Seeing the signature green padlock and “https” in the browser bar means one thing for most internet users: safety. However, is this sense of security justified? The short answer is a loud, resounding, no!
To start, let’s define what “https” really means: that the website being accessed is encrypted, and all information sent through the site is protected by an encryption key that allows only the user and the owner of the site to read it. URLs that start in https also contain a file, called a web certificate, with information about the owner of the encryption key (the subject) and the company that created the certificate (the issuer).
Modern internet browsers use this information to tell users if a webpage is trustworthy. However, cybercriminals have found a way to take advantage of users’ innate trust in encrypted websites and use them for nefarious activities. Knowing this, Cyxtera’s research team recently set out to investigate how deep neural networks can be used to uncover malicious web certificates in the wild.
A False Sense of Security
A 2018 survey by a leading industry analyst firm asked users what they understood the security indicator in their browser to mean regarding the safety of the website. Unsurprisingly, most of the respondents incorrectly indicated that they equate the symbol and the https in the URL with trustworthiness and safety.
This misunderstanding is the result of a mantra that has existed in the cybersecurity world since the 1990s: “Only trust websites when you see https in your address bar.” Though this was valid in past, it no longer holds in a world where cybercriminals are able to harness the very same technology and make it work in their favor.
The Browser Protection Approach
When a website is accessed, modern browsers validate the information contained in a web certificate and, based on that, inform the user if they should be careful when accessing that particular website. If a website is marked suspicious or is reported, it is added to a blacklist. Unfortunately, the blacklist results in delays in detecting malicious activity, as not all dangerous websites with valid certificates are immediately detected by a browser or reported by a user. This allows threat actors to deceive users into divulging sensitive information; even in a short period of time, they are capable of causing a lot of damage.
Left: Example of a phishing site with a valid certificate shown as “secure” in the browser; Right: Example of legitimate website shown as “not secure” in the browser
Analyzing the Data in Web Certificates
It was with all of this in mind that the Cyxtera research team began their experiment to see if they could improve malicious certificate detection using deep learning. To start, they gathered 1 million certificates from legitimate websites, 3,000 certificates from phishing sites, and 3,000 certificates from malware-infected websites. From this data, they learned that almost all malicious websites use self-generated certificates that can be obtained for free; less than 10 percent use purchased certificates that contain fake information. Fifty-five percent of legitimate businesses also use self-generated certificates, but with one big difference: their certificates contain real, verifiable information. Further, many legitimate websites are flagged by browsers as suspicious due to improperly generated web certificates or because they’ve let their certificate expire.
Letting the Algorithm Learn by Itself
Armed with this information, the Research team set out to make a tool capable of distinguishing when a web certificate is being used for legitimate purposes or for malicious activities while avoiding the high number of false positives and negatives generated by browser detection systems. To do so, they first processed and extracted the main characteristics of web certificates that differentiate between safe and legitimate sites. Then, they set out to create their algorithm.

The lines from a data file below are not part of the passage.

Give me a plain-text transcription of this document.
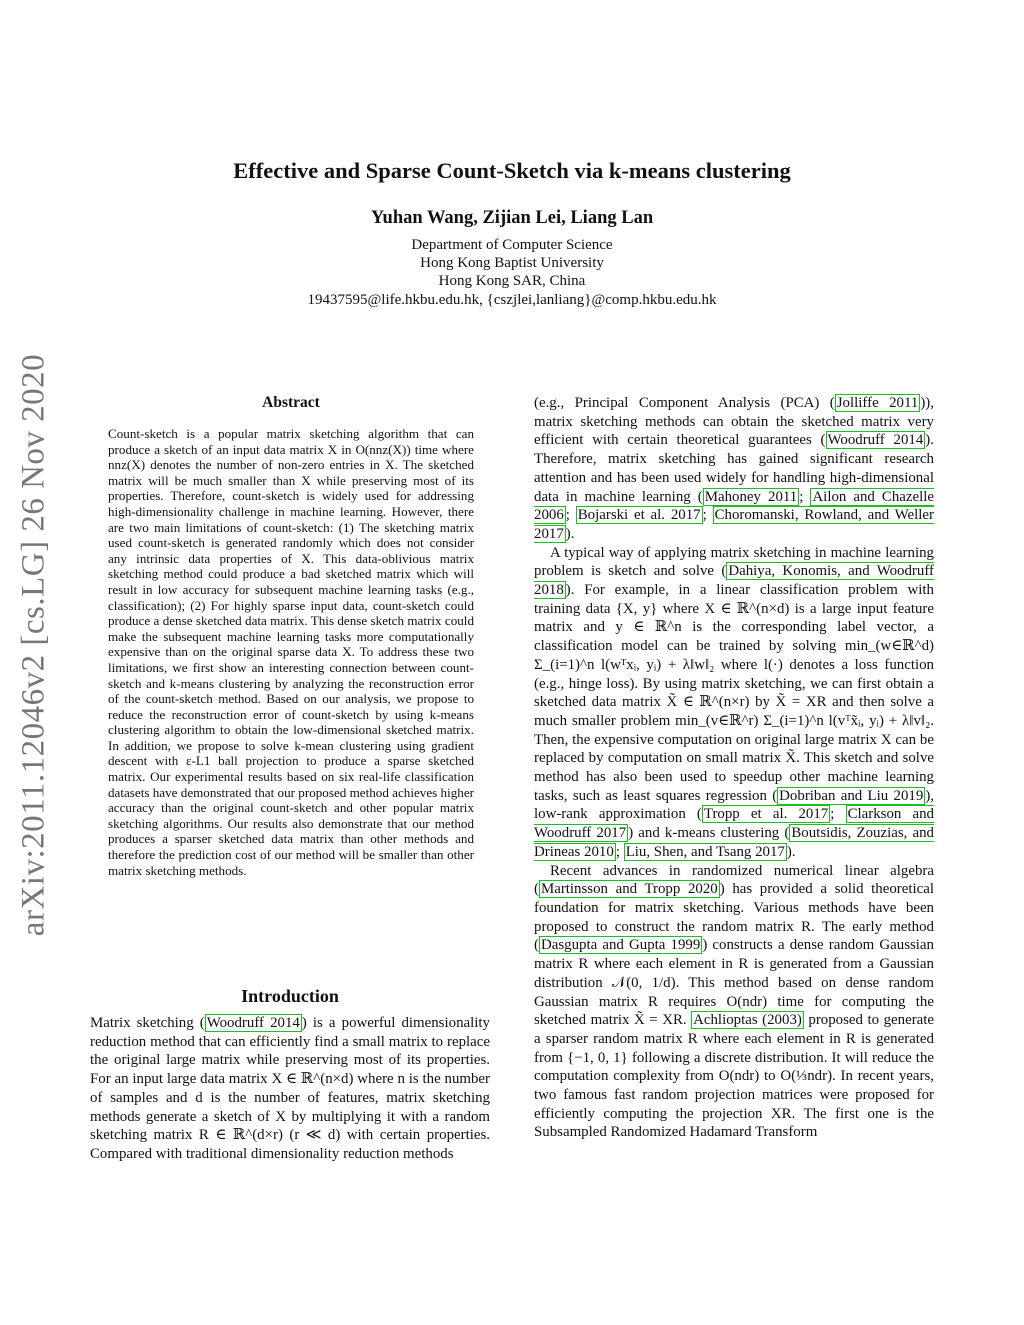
arXiv:2011.12046v2 [cs.LG] 26 Nov 2020
Effective and Sparse Count-Sketch via k-means clustering
Yuhan Wang, Zijian Lei, Liang Lan
Department of Computer Science
Hong Kong Baptist University
Hong Kong SAR, China
19437595@life.hkbu.edu.hk, {cszjlei,lanliang}@comp.hkbu.edu.hk
Abstract

Count-sketch is a popular matrix sketching algorithm that can produce a sketch of an input data matrix X in O(nnz(X)) time where nnz(X) denotes the number of non-zero entries in X. The sketched matrix will be much smaller than X while preserving most of its properties. Therefore, count-sketch is widely used for addressing high-dimensionality challenge in machine learning. However, there are two main limitations of count-sketch: (1) The sketching matrix used count-sketch is generated randomly which does not consider any intrinsic data properties of X. This data-oblivious matrix sketching method could produce a bad sketched matrix which will result in low accuracy for subsequent machine learning tasks (e.g., classification); (2) For highly sparse input data, count-sketch could produce a dense sketched data matrix. This dense sketch matrix could make the subsequent machine learning tasks more computationally expensive than on the original sparse data X. To address these two limitations, we first show an interesting connection between count-sketch and k-means clustering by analyzing the reconstruction error of the count-sketch method. Based on our analysis, we propose to reduce the reconstruction error of count-sketch by using k-means clustering algorithm to obtain the low-dimensional sketched matrix. In addition, we propose to solve k-mean clustering using gradient descent with ε-L1 ball projection to produce a sparse sketched matrix. Our experimental results based on six real-life classification datasets have demonstrated that our proposed method achieves higher accuracy than the original count-sketch and other popular matrix sketching algorithms. Our results also demonstrate that our method produces a sparser sketched data matrix than other methods and therefore the prediction cost of our method will be smaller than other matrix sketching methods.

Introduction

Matrix sketching ( Woodruff 2014 ) is a powerful dimensionality reduction method that can efficiently find a small matrix to replace the original large matrix while preserving most of its properties. For an input large data matrix X ∈ ℝ^(n×d) where n is the number of samples and d is the number of features, matrix sketching methods generate a sketch of X by multiplying it with a random sketching matrix R ∈ ℝ^(d×r) (r ≪ d) with certain properties. Compared with traditional dimensionality reduction methods

(e.g., Principal Component Analysis (PCA) ( Jolliffe 2011 )), matrix sketching methods can obtain the sketched matrix very efficient with certain theoretical guarantees ( Woodruff 2014 ). Therefore, matrix sketching has gained significant research attention and has been used widely for handling high-dimensional data in machine learning ( Mahoney 2011 ; Ailon and Chazelle 2006 ; Bojarski et al. 2017 ; Choromanski, Rowland, and Weller 2017 ).

A typical way of applying matrix sketching in machine learning problem is sketch and solve ( Dahiya, Konomis, and Woodruff 2018 ). For example, in a linear classification problem with training data {X, y} where X ∈ ℝ^(n×d) is a large input feature matrix and y ∈ ℝ^n is the corresponding label vector, a classification model can be trained by solving min_(w∈ℝ^d) Σ_(i=1)^n l(wᵀxᵢ, yᵢ) + λ‖w‖₂ where l(·) denotes a loss function (e.g., hinge loss). By using matrix sketching, we can first obtain a sketched data matrix X̃ ∈ ℝ^(n×r) by X̃ = XR and then solve a much smaller problem min_(v∈ℝ^r) Σ_(i=1)^n l(vᵀx̃ᵢ, yᵢ) + λ‖v‖₂. Then, the expensive computation on original large matrix X can be replaced by computation on small matrix X̃. This sketch and solve method has also been used to speedup other machine learning tasks, such as least squares regression ( Dobriban and Liu 2019 ), low-rank approximation ( Tropp et al. 2017 ; Clarkson and Woodruff 2017 ) and k-means clustering ( Boutsidis, Zouzias, and Drineas 2010 ; Liu, Shen, and Tsang 2017 ).

Recent advances in randomized numerical linear algebra ( Martinsson and Tropp 2020 ) has provided a solid theoretical foundation for matrix sketching. Various methods have been proposed to construct the random matrix R. The early method ( Dasgupta and Gupta 1999 ) constructs a dense random Gaussian matrix R where each element in R is generated from a Gaussian distribution 𝒩(0, 1/d). This method based on dense random Gaussian matrix R requires O(ndr) time for computing the sketched matrix X̃ = XR. Achlioptas (2003) proposed to generate a sparser random matrix R where each element in R is generated from {−1, 0, 1} following a discrete distribution. It will reduce the computation complexity from O(ndr) to O(⅓ndr). In recent years, two famous fast random projection matrices were proposed for efficiently computing the projection XR. The first one is the Subsampled Randomized Hadamard Transform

Other research teams who have tackled the same problem using machine learning have approached the problem using a Support-Vector Machine (SVM) algorithm with moderate success. The Cyxtera team chose to deploy a deep-learning algorithm in the hope of achieving a higher level of accuracy. An algorithm called Long Short-Term Memory (LSTM) allows a deep learning approach capable of learning by itself from the text content of web certificates. This algorithm is capable of discovering new patterns on its own, without help from its programmers, meaning that it is able to investigate beyond what humans are able to infer from certificate content.
To test the new algorithm, the research team created an SVM algorithm and compared its performance to that of the LSTM algorithm when used on the same dataset to detect malware and phishing certificates. Though the SVM performed adequately, the deep-learning algorithm was able to outperform it by 5 percent in the case of malware and 3 percent in the case of phishing.
By employing a deep learning approach to identify when a web certificate is being abused, the Cyxtera research team was able to detect malicious certificates with a significant level of accuracy, avoiding the need to rely on slow browser detection systems.
Using this deep algorithm to identify potential abuse of TLS certificates has improved the performance of Cyxtera’s Digital Threat Detection platform, reducing the time needed to detect new attacks from malicious websites.